Earlier this week, Buzzfeed unearthed a 2005 blog post in which Donald Trump explained the economic benefits of outsourcing jobs overseas. The piece flatly contradicts the boisterously protectionist rhetoric of Trump’s presidential campaign. No doubt it will be added to the many arguments for why Trump can’t be trusted, but there’s really nothing special about Trump’s flip-flop on trade. It is an exceedingly common tactic among politicians.


In this election cycle alone, we’ve see Hillary Clinton oppose the Trans-Pacific Partnership, which she once heralded as the “gold standard in trade agreements.” And Ted Cruz did a full 180 in opposing trade promotion authority last year after he eloquently praised the bill in the Wall Street Journal.


One of the most impressive trade flip-floppers in recent memory was Mitt Romney in the 2012 presidential campaign. Prior to running for office, Romney properly criticized protectionist tariffs the Obama administration imposed on Chinese tires as an economically harmful sop to labor unions.

But then the Obama campaign started accusing Romney of being the “outsourcer-in-chief” for helping companies invest abroad during his time at Bain Capital. In response, Romney struck a very confrontational tone against China, accusing them of cheating while criticizing Obama for being too soft on Chinese trade.


Four years later, Romney is back to talking sense about trade. In his recent speech warning Republicans about Trump, Romney directly addressed Trump’s signature trade policy proposal:


[Trump’s] proposed 35% tariff-like penalties would instigate a trade war that would raise prices for consumers, kill export jobs, and lead entrepreneurs and businesses to flee America.
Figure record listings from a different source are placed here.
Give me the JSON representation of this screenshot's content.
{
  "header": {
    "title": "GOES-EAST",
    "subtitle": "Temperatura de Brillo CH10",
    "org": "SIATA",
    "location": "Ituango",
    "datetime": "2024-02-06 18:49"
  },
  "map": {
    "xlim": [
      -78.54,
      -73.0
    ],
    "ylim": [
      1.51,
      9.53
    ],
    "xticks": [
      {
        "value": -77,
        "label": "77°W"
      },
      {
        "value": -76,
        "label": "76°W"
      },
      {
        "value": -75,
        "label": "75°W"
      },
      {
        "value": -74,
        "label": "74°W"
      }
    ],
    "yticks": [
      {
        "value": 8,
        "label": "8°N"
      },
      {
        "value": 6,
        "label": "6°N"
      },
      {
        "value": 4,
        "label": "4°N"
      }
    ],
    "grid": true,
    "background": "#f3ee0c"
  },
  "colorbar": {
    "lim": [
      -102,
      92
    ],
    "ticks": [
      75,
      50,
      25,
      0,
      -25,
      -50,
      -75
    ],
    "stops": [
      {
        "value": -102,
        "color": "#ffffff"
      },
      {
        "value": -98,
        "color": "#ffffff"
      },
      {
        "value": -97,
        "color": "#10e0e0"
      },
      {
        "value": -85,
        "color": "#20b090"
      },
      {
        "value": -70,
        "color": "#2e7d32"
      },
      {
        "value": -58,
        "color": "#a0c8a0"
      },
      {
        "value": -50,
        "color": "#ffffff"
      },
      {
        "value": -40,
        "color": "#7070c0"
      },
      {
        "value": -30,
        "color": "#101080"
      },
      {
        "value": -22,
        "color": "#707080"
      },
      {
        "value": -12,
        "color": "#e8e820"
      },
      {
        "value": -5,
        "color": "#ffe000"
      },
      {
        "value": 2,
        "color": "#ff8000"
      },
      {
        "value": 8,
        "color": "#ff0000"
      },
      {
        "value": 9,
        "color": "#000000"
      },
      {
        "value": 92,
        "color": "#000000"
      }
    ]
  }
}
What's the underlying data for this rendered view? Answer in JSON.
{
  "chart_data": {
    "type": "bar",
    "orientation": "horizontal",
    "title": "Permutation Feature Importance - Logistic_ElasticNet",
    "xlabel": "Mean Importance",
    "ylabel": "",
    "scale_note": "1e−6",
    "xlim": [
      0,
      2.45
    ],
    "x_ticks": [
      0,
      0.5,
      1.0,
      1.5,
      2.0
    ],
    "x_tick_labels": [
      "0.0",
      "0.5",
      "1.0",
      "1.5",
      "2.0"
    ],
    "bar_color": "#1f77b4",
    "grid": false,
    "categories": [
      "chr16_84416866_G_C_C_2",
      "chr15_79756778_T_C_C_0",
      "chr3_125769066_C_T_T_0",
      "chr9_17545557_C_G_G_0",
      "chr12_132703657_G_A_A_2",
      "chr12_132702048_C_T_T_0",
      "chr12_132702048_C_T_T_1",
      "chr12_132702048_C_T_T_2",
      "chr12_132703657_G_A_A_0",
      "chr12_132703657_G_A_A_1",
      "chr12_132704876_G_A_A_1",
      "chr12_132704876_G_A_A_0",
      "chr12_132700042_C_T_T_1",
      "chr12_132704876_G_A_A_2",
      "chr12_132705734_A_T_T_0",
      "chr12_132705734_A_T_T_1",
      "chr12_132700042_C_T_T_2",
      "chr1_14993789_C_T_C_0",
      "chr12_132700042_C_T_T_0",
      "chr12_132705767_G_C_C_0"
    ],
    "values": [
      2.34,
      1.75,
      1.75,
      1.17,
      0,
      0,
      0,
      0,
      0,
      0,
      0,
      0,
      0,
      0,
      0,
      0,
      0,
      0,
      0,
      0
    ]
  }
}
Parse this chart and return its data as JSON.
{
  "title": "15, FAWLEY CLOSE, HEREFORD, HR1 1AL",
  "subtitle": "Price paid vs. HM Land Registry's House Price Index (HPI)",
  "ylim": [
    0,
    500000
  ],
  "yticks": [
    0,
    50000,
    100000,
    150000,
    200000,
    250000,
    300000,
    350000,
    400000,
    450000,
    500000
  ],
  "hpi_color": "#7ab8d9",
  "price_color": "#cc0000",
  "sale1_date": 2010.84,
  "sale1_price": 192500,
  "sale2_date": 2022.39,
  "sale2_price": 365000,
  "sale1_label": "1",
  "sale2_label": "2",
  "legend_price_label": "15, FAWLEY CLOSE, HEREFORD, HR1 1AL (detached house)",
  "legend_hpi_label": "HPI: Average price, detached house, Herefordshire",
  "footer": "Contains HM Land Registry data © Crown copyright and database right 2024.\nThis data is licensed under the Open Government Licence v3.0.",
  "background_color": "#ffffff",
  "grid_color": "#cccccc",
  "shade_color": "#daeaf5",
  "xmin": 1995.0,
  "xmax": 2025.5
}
Peter Suderman at Reason points to Romney’s duplicity in a scathing indictment of the GOP establishment he claims have enabled Trump’s candidacy:


Romney, like many Republican elites, has now changed his tune, and he deserves credit for speaking unequivocally about Trump’s many serious flaws. But Romney and others in the party played Trump’s game, and talked Trump’s language, for long enough that they helped legitimize it, and allowed it, even encouraged it, to fester and grow.


Republicans’ election-year flirtations with anti-trade populism are especially frustrating, because populist rhetoric doesn’t always have to be anti-market. You can and should make the case for free trade by railing against the evils of protectionism.


Every artificial trade barriers is an example of crony rent-seeking. You don’t have to extol the economic virtues of free trade in order to condemn corporate welfare. Republicans did a good job of this in their (temporarily successful) fight against the Export–Import Bank.


Some of Donald Trump’s primary opponents recently took a similar tack when they criticized Trump’s tariff proposal as harmful to consumers. Tariffs are taxes that raise prices. This is bad for consumers, especially poor consumers, and bad for U.S. businesses that need low-priced imports to remain competitive in a global market. By making it more expensive to do business in America, tariffs directly drive away investment and jobs.


Protectionism benefits big businesses with lobbyists while killing American jobs. That’s the populist case for free trade. It may be easier to blame foreign competition and outsourcing for perceived economic ills, but it’s not accurate and it won’t lead to good policies that help the American public.


In the end, elected Republicans shouldn’t be surprised that Trump’s belligerent economic nationalism resonates with voters. They’ve consistently failed or refused to articulate the broadly compelling case for good economic policy they desperately need at the moment.